Le préfet de la Réunion a déclenché la vigilance cyclonique le 23 février à 11 heures locales, en raison du rapprochement du cyclone, et le passage à « l'alerte orange » le samedi 24 à 08 heures. Les évolutions météorologiques ont conduit au déclenchement de « l'alerte rouge » le même jour à 21 heures avec un passage de la dépression à moins de 200 km de la Réunion.
Le Commandement de la gendarmerie (Comgend) de la Réunion avait anticipé les événements, préparé tout son dispositif et s'était placé en position de crise en renforçant les différents postes de commandement, en déployant les Véhicules blindés à roues gendarmerie (VBRG) sur les compagnies exposées de SAINT-BENOÎT (Est), SAINT-PAUL (Ouest) et SAINT-DENIS (Nord) et en vérifiant l'ensemble des moyens de transmissions.
Dès la fin du premier passage, alors que les dégâts occasionnés sur le réseau routier ont été très sévères (l'écroulement d'un des principaux ponts), les patrouilles ont assuré les reconnaissances d'axes. Dans le même temps, les unités spécialisées (section aérienne de la gendarmerie et peloton de gendarmerie de haute montagne) ont entrepris les premiers secours dans les cirques et sur les hauts de l'île.
Malgré des conditions climatiques exécrables, les gendarmes ont été omniprésents. Leur professionnalisme et leur courage ont permis le sauvetage d'une équipe d'ouvriers brusquement isolée par des crues spectaculaires d'une ravine à Saint-Benoît et l'escorte en pleine nuit d'un convoi de onze camions de matières énergétiques, absolument nécessaires au fonctionnement des centrales électriques, par les VBRG du Groupe de pelotons mobiles (GPM) de SAINT-DENIS.
Le mardi 27 à 07 heures, l'île a connu une légère accalmie. Toutefois les prévisions météorologiques indiquaient un possible « retour du cyclone ». Après un second passage moins intense, le 28 février à 18 heures, la préfecture a indiqué que tout danger était désormais écarté. La Réunion va pouvoir panser ses plaies.

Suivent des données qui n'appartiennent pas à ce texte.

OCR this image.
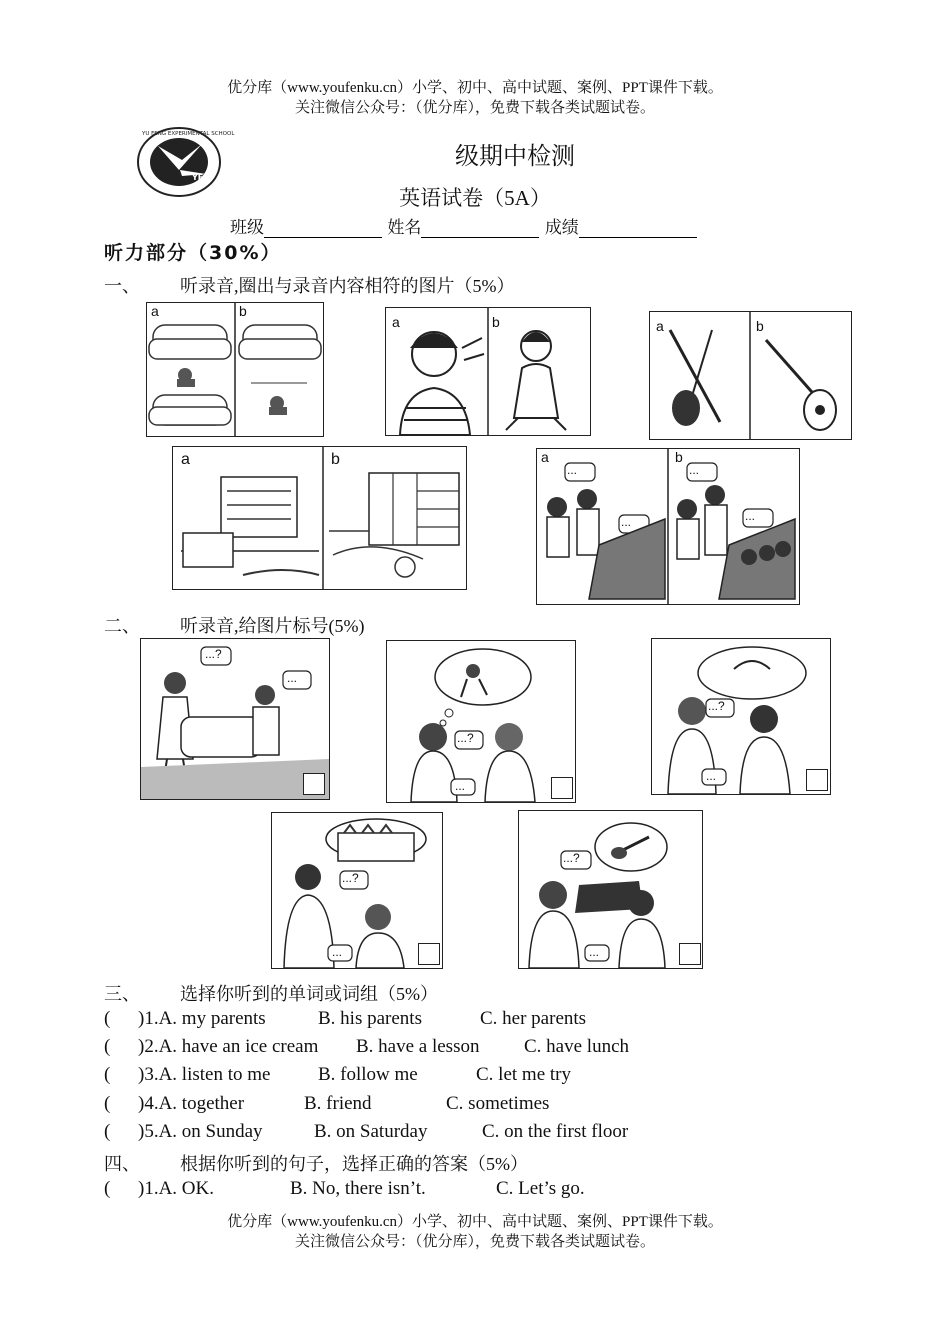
优分库（www.youfenku.cn）小学、初中、高中试题、案例、PPT课件下载。
关注微信公众号：（优分库），免费下载各类试题试卷。
YES
YU FENG EXPERIMENTAL SCHOOL
级期中检测
英语试卷（5A）
班级	姓名	成绩
听力部分（30%）
一、 听录音,圈出与录音内容相符的图片（5%）
a	b
a	b	a	b
a	b	a	b
...
...
...
...
二、 听录音,给图片标号(5%)
...?
...
...?
...
...?
...
...?
...
...?
...
三、 选择你听到的单词或词组（5%）
( )1.A. my parents	B. his parents	C. her parents
( )2.A. have an ice cream B. have a lesson C. have lunch
( )3.A. listen to me	B. follow me	C. let me try
( )4.A. together	B. friend	C. sometimes
( )5.A. on Sunday	B. on Saturday	C. on the first floor
四、 根据你听到的句子，选择正确的答案（5%）
( )1.A. OK.	B. No, there isn’t.	C. Let’s go.
优分库（www.youfenku.cn）小学、初中、高中试题、案例、PPT课件下载。
关注微信公众号：（优分库），免费下载各类试题试卷。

Quelques chiffres : 2 586 m/m de pluie sur CILAOS, un creux de houle de 11,70 mètres à SAINT-DENIS, une pointe de vent à 212 km/h sur le MAÏDO, 73 000 foyers privés d'eau potable, 40 000 sans électricité, 150 relais de téléphonie mobile détruits, les trois axes majeurs difficilement praticables et un pont très important détruit, sans compter la route du littoral fermée...
La gendarmerie de la Réunion a montré, aux côtés des autres services de l'Etat, son engagement intense auprès de la population réunionnaise en assurant sans discontinuité les missions de secours, d'assistance et de sécurité publique générale. Le ministre de l'Outre-mer et le préfet lui ont témoigné, pour son action, la reconnaissance du gouvernement.